British aviator (1897–1918)

Captain James Fitz-Morris (6 April 1897 – 14 August 1918) was a British World War I flying ace credited with 14 aerial victories. Records give his name in various spellings; Fitz-Morris, J. F. Morris, Fitzmorris or Fitzmaurice.

==Early life and service==
Born and raised in Polmont, Scotland, Fitz-Morris was educated at Laurieston School. He passed the Civil Service entrance examination, but gained a deferment on joining the army in late 1914, on the understanding that a position would be reserved for him. He served in the Highland Light Infantry as a motor despatch rider, but after only three months he transferred to the Royal Flying Corps and was trained as an observer. He flew in the Vickers Gunbus with No. 11 Squadron in 1915 as an observer, before retraining as a pilot, being appointed a flying officer at the rank of temporary second lieutenant on 12 July 1916.

==World War I service as a pilot==
Sent to No. 11 Squadron, his operational career was suspended after an injury in a flying accident in August 1916, fracturing his nose and suffering concussion. After recovering he served as an instructor at Harlaxton, near Grantham, Lincolnshire, and was also promoted to captain.

He then joined No. 25 Squadron in France in July 1917, flying the Royal Aircraft Factory FE.2d and then the Airco DH.4 bomber, claiming with his gunner David Luther Burgess, some seven aircraft shot down during July and August. They were both awarded the Military Cross (MC) for their deeds, Fitz-Morris's being gazetted on 26 September 1917.

He then became a flight commander in No. 23 Squadron, flying the SPAD from early 1918 onward, winning a bar to his MC on 22 June 1918 by downing seven enemy aircraft during March 1918. He was slightly wounded in his final engagement, on 24 March 1918, and grounded for a few days. He did not score again after his return to flying.

His final confirmed official tally was one aircraft captured, five set afire, four more otherwise destroyed (including one shared), and four others driven down 'out of control'.

==Death in flying accident==
Fitz-Morris was sent to the United States to serve as an instructor, in the British Aviation Mission under Brigadier-General Charles Frederick Lee. While taking part in a tour of the mid-Western states designed to stimulate support for the war and the air services Fitz-Morris was killed when his Sopwith Camel crashed shortly after take off from the Western Hills Golf Course in Cincinnati, Ohio. Because of the fears of German U-boats his body was temporarily laid to rest in the family tomb of the Groesbecks, a prominent Cincinnati family. His funeral was attended by 4,000 mourners, with approximately 250,000 more lining the route of the funeral procession. A year later, after the war was over, his remains were repatriated and re-interred at Polmont Old Churchyard.

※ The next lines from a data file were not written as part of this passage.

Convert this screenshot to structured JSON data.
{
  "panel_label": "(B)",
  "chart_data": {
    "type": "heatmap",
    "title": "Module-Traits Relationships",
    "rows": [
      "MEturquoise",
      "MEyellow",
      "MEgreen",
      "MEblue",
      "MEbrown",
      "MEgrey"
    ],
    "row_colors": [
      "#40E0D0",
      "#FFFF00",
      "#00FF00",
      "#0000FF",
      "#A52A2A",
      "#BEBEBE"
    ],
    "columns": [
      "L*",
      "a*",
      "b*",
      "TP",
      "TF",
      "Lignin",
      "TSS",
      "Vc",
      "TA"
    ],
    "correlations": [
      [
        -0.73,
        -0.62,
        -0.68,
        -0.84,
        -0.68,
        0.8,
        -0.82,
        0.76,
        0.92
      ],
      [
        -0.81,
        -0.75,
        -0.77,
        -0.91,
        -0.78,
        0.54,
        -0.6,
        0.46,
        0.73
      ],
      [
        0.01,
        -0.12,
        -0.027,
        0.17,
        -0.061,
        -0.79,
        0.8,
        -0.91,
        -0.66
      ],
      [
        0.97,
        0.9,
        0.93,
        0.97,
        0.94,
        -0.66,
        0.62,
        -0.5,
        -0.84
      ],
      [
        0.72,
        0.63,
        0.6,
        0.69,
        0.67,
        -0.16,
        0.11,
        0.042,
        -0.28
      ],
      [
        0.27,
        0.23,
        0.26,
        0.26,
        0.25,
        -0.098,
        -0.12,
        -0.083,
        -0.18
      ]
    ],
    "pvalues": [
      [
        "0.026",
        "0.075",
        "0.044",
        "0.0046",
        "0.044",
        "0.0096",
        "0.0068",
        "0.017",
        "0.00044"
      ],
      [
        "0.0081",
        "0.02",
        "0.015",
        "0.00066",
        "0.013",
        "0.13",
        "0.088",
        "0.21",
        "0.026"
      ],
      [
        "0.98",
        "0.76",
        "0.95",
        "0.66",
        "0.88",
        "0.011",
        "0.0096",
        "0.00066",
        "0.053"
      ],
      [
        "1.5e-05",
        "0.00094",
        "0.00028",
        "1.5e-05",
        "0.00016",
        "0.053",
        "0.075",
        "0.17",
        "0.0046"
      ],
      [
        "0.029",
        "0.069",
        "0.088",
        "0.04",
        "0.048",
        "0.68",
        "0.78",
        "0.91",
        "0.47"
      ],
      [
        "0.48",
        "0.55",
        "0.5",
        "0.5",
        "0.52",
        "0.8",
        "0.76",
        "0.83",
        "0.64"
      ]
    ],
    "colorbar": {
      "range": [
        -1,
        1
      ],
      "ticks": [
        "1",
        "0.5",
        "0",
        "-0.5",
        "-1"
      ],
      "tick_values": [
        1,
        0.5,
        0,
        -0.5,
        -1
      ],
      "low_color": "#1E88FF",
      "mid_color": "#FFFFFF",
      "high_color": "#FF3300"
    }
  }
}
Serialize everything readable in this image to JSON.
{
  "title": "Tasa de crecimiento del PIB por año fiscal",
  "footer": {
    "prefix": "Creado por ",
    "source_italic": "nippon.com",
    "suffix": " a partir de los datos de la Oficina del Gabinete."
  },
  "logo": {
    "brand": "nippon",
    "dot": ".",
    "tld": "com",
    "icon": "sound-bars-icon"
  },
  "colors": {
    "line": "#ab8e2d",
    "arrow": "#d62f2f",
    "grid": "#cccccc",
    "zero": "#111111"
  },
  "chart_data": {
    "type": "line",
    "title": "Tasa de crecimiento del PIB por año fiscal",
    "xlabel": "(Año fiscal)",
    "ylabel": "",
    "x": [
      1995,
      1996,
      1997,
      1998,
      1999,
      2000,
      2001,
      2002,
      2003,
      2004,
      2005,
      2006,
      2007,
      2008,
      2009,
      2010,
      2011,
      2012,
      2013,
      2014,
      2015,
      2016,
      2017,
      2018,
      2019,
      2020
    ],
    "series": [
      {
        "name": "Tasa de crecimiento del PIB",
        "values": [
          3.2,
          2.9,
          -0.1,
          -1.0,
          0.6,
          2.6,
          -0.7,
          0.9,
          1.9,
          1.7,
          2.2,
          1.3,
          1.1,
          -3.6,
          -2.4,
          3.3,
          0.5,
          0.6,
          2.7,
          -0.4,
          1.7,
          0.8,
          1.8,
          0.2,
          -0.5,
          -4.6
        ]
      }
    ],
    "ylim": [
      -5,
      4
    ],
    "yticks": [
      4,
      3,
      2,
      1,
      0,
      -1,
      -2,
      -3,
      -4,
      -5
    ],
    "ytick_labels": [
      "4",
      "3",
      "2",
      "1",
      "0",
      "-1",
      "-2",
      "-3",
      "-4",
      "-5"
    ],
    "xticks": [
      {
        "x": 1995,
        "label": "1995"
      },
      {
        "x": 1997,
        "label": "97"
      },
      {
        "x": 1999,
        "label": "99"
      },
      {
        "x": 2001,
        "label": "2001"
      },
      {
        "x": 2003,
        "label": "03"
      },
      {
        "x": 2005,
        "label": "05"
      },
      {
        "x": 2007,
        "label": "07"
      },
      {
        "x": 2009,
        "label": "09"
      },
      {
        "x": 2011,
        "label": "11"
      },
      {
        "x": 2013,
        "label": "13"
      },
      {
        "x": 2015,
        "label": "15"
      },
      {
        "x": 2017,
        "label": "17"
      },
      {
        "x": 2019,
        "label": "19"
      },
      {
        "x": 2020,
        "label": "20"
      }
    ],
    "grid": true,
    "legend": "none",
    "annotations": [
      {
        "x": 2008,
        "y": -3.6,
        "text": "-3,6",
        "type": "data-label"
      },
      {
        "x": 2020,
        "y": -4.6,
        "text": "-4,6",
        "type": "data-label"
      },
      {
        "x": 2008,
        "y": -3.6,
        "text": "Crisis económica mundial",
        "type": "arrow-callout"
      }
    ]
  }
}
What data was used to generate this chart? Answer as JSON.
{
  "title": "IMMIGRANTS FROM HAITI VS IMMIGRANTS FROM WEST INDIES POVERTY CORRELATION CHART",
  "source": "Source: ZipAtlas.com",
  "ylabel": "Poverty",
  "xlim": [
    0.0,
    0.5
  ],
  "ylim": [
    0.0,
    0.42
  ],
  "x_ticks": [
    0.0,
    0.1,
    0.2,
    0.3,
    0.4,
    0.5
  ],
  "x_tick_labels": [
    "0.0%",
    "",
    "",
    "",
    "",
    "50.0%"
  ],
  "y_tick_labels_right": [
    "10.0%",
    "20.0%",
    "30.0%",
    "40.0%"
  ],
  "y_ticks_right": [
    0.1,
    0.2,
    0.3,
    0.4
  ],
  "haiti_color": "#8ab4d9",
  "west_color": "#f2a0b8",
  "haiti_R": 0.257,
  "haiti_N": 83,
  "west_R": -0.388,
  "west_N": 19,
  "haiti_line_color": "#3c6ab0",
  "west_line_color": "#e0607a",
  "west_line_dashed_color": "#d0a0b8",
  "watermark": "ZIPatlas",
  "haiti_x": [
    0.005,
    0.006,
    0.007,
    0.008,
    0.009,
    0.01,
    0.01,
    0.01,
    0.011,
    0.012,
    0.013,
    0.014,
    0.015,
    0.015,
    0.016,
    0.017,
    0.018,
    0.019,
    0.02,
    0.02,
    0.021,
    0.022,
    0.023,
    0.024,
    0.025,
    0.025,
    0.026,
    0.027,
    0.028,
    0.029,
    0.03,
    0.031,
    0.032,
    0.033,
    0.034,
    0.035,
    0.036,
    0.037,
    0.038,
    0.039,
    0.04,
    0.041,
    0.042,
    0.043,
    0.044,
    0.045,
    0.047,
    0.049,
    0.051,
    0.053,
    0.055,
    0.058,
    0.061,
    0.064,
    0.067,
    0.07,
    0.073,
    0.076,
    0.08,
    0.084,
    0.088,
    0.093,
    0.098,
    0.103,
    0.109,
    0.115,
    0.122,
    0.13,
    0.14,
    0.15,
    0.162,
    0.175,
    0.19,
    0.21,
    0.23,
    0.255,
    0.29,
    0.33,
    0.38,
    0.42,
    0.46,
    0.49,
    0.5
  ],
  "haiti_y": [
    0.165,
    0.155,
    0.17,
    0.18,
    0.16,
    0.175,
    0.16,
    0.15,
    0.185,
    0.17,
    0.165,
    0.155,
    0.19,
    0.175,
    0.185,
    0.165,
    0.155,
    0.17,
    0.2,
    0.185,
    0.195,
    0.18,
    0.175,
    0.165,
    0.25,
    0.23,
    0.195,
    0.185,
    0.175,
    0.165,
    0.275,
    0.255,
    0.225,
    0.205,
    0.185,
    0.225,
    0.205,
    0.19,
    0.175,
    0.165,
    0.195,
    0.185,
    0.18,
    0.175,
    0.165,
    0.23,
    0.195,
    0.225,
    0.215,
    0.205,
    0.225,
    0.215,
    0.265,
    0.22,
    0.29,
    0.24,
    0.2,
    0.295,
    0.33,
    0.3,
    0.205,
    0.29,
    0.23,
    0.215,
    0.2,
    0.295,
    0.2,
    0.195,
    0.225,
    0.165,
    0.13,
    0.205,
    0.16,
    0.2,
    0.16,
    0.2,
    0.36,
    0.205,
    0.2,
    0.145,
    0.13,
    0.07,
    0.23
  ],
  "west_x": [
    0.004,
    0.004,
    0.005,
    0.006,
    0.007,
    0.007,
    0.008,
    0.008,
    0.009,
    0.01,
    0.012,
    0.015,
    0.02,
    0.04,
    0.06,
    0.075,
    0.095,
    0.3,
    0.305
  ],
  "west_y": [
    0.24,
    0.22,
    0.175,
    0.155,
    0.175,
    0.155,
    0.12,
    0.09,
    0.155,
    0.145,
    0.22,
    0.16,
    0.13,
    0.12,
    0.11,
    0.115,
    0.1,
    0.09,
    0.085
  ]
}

==Citations for military honours==
- Military Cross
Temporary Captain James Fitz-Morris, General List, and Royal Flying Corps.
For conspicuous gallantry and devotion to duty on photographic and offensive patrols. On at least four occasions he has displayed great dash and courage in attacking hostile machines, two of which he completely destroyed, and has driven others down out of control.

- Bar to Military Cross
Lieutenant (Temporary Captain) James Fitz-Morris, MC, Highland Light Infantry, and Royal Flying Corps.
For conspicuous gallantry and devotion to duty. During operations he carried out many reconnaissances at a low altitude and obtained valuable information. On one occasion, while on a bombing patrol, he saw an enemy machine attacking our troops with machine gun fire from about 500 feet, and at once attacked it and drove it to the ground. He then attacked seven enemy scouts, one of which he drove down in flames inside our lines. He has also destroyed five other enemy machines and driven down two others out of control. He has always set a magnificent example of dash and determination.